神戸人は、北と南のことを「山側」「海側」と呼ぶと紹介されるのをたまに目にする。ウソである。元町大丸百貨店内のエスカレータ表示がそうなっているのが面白いから広まっただけだろう。

では、どういうのかというと、北、山側とは言わず「上」、南、海側とはいわず「下」というのだ。「なるほど、北は地図で上だものな」と思う人がいそうだが、そうではない。いや、それもないではないが、それ以上に、山から海に向かって勾配がついている土地だから「高い場所」という意味で「上」、「低い場所」という意味で「下」というのである。

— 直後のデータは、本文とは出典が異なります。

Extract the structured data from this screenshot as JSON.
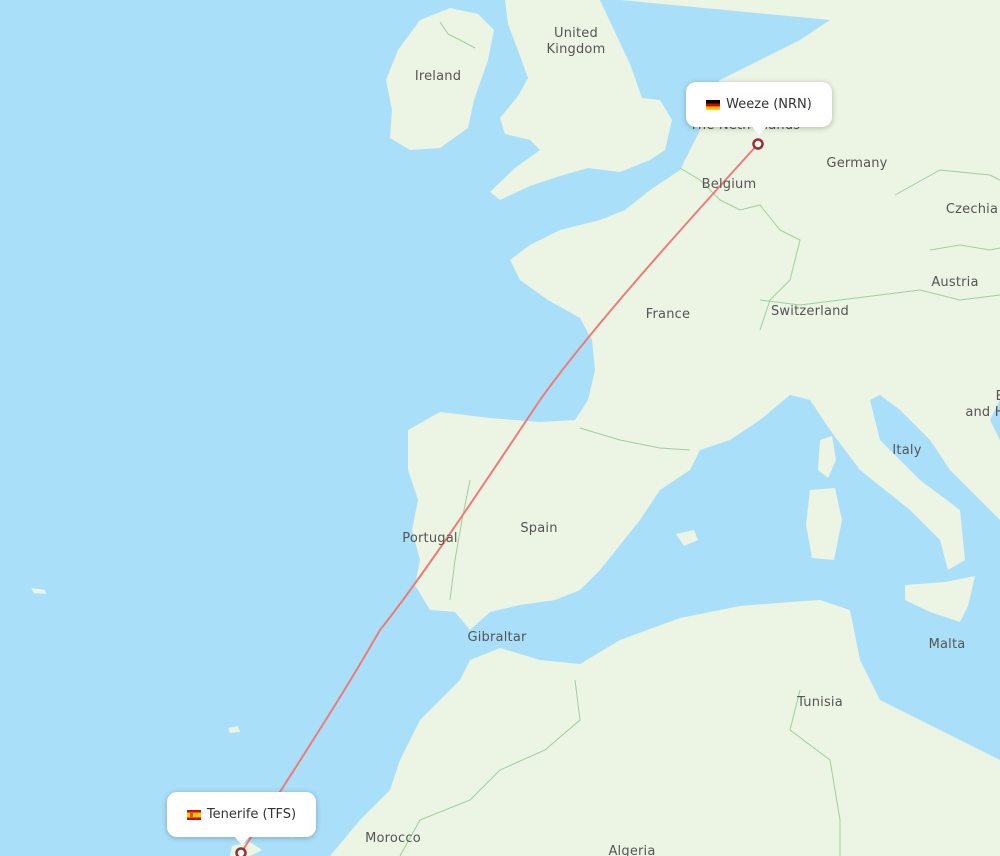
{
  "map": {
    "colors": {
      "water": "#aadff9",
      "land": "#ecf4e3",
      "border": "#9dd09a",
      "route": "#ee7b76",
      "marker": "#9c2e36"
    },
    "country_labels": [
      {
        "id": "ireland",
        "text": "Ireland"
      },
      {
        "id": "uk",
        "text": "United\nKingdom"
      },
      {
        "id": "netherlands",
        "text": "The Netherlands"
      },
      {
        "id": "belgium",
        "text": "Belgium"
      },
      {
        "id": "germany",
        "text": "Germany"
      },
      {
        "id": "czechia",
        "text": "Czechia"
      },
      {
        "id": "austria",
        "text": "Austria"
      },
      {
        "id": "switzerland",
        "text": "Switzerland"
      },
      {
        "id": "france",
        "text": "France"
      },
      {
        "id": "italy",
        "text": "Italy"
      },
      {
        "id": "bosnia",
        "text": "B\nand H"
      },
      {
        "id": "portugal",
        "text": "Portugal"
      },
      {
        "id": "spain",
        "text": "Spain"
      },
      {
        "id": "gibraltar",
        "text": "Gibraltar"
      },
      {
        "id": "malta",
        "text": "Malta"
      },
      {
        "id": "tunisia",
        "text": "Tunisia"
      },
      {
        "id": "morocco",
        "text": "Morocco"
      },
      {
        "id": "algeria",
        "text": "Algeria"
      }
    ],
    "origin": {
      "name": "Weeze (NRN)",
      "country_flag": "germany-flag"
    },
    "destination": {
      "name": "Tenerife (TFS)",
      "country_flag": "spain-flag"
    }
  }
}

だから「私の家は43号線の下」といったら、「国道43号線の南」あるいは「国道43号線から見て海側」という意味である。43号線の高架道路の下に家があるという意味ではない。

「上」と「下」――それは北とか南とか、あるいは山側とか海側を言っているのではない。単純に、そこにある「上」と「下」なのである。そしてその表現で実際に事足りるのである。驚かれるかもしれないが、この言い方をしていることを当の神戸人があまり気づいていない。あまりにそれが当たり前の言い方だからだろう。元町大丸のエスカレータが「山側」「海側」になっているのは、ここで「上」「下」と表現すると、階の上下と混乱するのと、会話のような文脈なくいきなり「上」と「下」ではさすがにとまどうからであろう。

ちなみに、神戸人は山があるのが北、海があるのが南だと思っているともよく紹介される。こっちのほうはネタでなく、本当である。頭ではそうでない場所などいくらでもあるとわかっているが、実際に山や海を見るとそう思ってしまうのだ。私もよく誤認識します。